On March 18, the following state and regional leaders also advocated for the changes.

“The Carpenters Union Apprenticeship Fund takes great pride in its mission to create diverse learning. Our relationships with community organizations dedicated to diversity in the construction trades have been extremely valuable in this mission. The one area of ​​recruiting that is not helping us develop diverse learning is recruiting to vocational schools in Massachusetts. Of the 34% of minority apprentices currently in our program, just 1% come from vocational schools in Massachusetts. We hope that those responsible for determining entry requirements for secondary vocational training programs will find solutions that will remedy this inequity. Thomas Fisher, director of training for the Carpenters Union

“Every day in Chelsea, we witness the consequences of an economic system that excludes and marginalizes poor and immigrant youth of colour. We can barely meet the current demand for emergency food and housing assistance from of our young people who are forced to accept low-paying, demoralizing jobs that do not begin to cover the high cost of living in the Boston area, let alone a college education.Access to vocational education would guarantee our most vulnerable young people an alternative path to dignified work opportunities, but state guidelines for professional admissions use criteria such as grades, attendance, and interviews that have been shown to discriminate against youth of color and English language learners We believe the admissions policy is a serious and widespread violation of civil rights that must be addressed at the state level. adys Vega, Director of La Colaborativa (formerly Chelsea Collaborative)

“Factors used in admissions to voc-tech schools and voc-tech programs could violate students’ civil rights because they eliminate a disproportionate number of middle school children of color, English language learners, and children disabled, as well as economically disadvantaged children. , who graduated, were deemed ready for high school and could benefit from these programs. At a time when the nation and the Commonwealth are faced with the challenge of addressing the legacy and exacerbation of deep-seated inequalities, any failure to use a clear legal mandate to completely eliminate an important element of this inequality is unthinkable. At the same time, the elimination of these discriminatory factors will benefit not only the members of these groups, but all children – regardless of their race, language, disability or family income – who could benefit but who are currently being denied equal opportunity to participate based on their past grades, attendance, or disciplinary records,” said Paul Wecktstein of the Center for Law and Education.
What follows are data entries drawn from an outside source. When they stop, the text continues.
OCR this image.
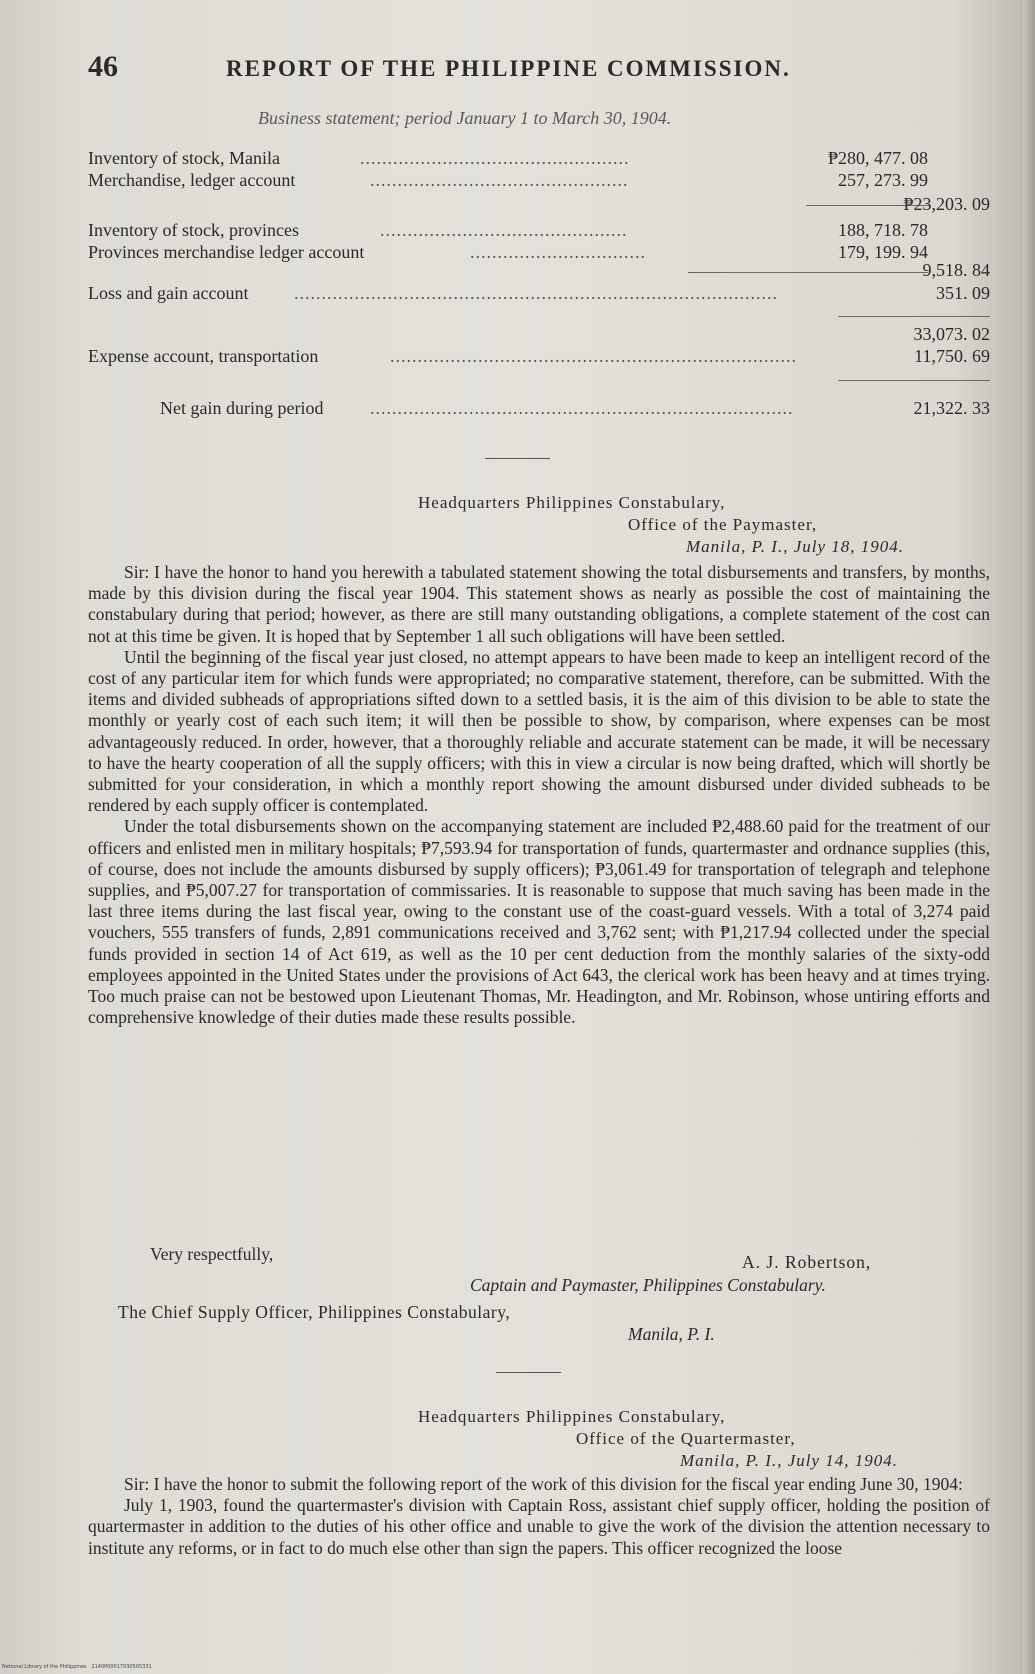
46	REPORT OF THE PHILIPPINE COMMISSION.
Business statement; period January 1 to March 30, 1904.
Inventory of stock, Manila	.................................................	₱280, 477. 08
Merchandise, ledger account	...............................................	257, 273. 99
₱23,203. 09
Inventory of stock, provinces	.............................................	188, 718. 78
Provinces merchandise ledger account	................................	179, 199. 94
9,518. 84
Loss and gain account	........................................................................................	351. 09
33,073. 02
Expense account, transportation	..........................................................................	11,750. 69
Net gain during period	.............................................................................	21,322. 33
Headquarters Philippines Constabulary,
Office of the Paymaster,
Manila, P. I., July 18, 1904.

Sir: I have the honor to hand you herewith a tabulated statement showing the total disbursements and transfers, by months, made by this division during the fiscal year 1904. This statement shows as nearly as possible the cost of maintaining the constabulary during that period; however, as there are still many outstanding obligations, a complete statement of the cost can not at this time be given. It is hoped that by September 1 all such obligations will have been settled.

Until the beginning of the fiscal year just closed, no attempt appears to have been made to keep an intelligent record of the cost of any particular item for which funds were appropriated; no comparative statement, therefore, can be submitted. With the items and divided subheads of appropriations sifted down to a settled basis, it is the aim of this division to be able to state the monthly or yearly cost of each such item; it will then be possible to show, by comparison, where expenses can be most advantageously reduced. In order, however, that a thoroughly reliable and accurate statement can be made, it will be necessary to have the hearty cooperation of all the supply officers; with this in view a circular is now being drafted, which will shortly be submitted for your consideration, in which a monthly report showing the amount disbursed under divided subheads to be rendered by each supply officer is contemplated.

Under the total disbursements shown on the accompanying statement are included ₱2,488.60 paid for the treatment of our officers and enlisted men in military hospitals; ₱7,593.94 for transportation of funds, quartermaster and ordnance supplies (this, of course, does not include the amounts disbursed by supply officers); ₱3,061.49 for transportation of telegraph and telephone supplies, and ₱5,007.27 for transportation of commissaries. It is reasonable to suppose that much saving has been made in the last three items during the last fiscal year, owing to the constant use of the coast-guard vessels. With a total of 3,274 paid vouchers, 555 transfers of funds, 2,891 communications received and 3,762 sent; with ₱1,217.94 collected under the special funds provided in section 14 of Act 619, as well as the 10 per cent deduction from the monthly salaries of the sixty-odd employees appointed in the United States under the provisions of Act 643, the clerical work has been heavy and at times trying. Too much praise can not be bestowed upon Lieutenant Thomas, Mr. Headington, and Mr. Robinson, whose untiring efforts and comprehensive knowledge of their duties made these results possible.

Very respectfully,	A. J. Robertson,
Captain and Paymaster, Philippines Constabulary.
The Chief Supply Officer, Philippines Constabulary,
Manila, P. I.
Headquarters Philippines Constabulary,
Office of the Quartermaster,
Manila, P. I., July 14, 1904.

Sir: I have the honor to submit the following report of the work of this division for the fiscal year ending June 30, 1904:

July 1, 1903, found the quartermaster's division with Captain Ross, assistant chief supply officer, holding the position of quartermaster in addition to the duties of his other office and unable to give the work of the division the attention necessary to institute any reforms, or in fact to do much else other than sign the papers. This officer recognized the loose

National Library of the Philippines · 2140P00017930505331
ACCEPTANCE RATE STATISTICS

Excerpt from the report “Career/Vocational Technical Education — Update to the Council for Primary and Secondary Education, February 22, 2021”

• The acceptance rate for students of color was 60.4% compared to 73.2% for whites

• The acceptance rate for English Language Learners (ELL) was 51.5% compared to 69.1% for non-ELLs

• The acceptance rate for economically disadvantaged people was 58.5% compared to 75.4% for non-EcoDs

• The acceptance rate for students with disabilities was 58.2% compared to 71.1% for non-SWD

• The acceptance rate of non-English mother tongue was 57.3% compared to 70.7% for non-FLNE

NOTE: And this does not include all students who do not apply because they know they have little or no chance of admission or whose guidance counselor does not mention it because of this.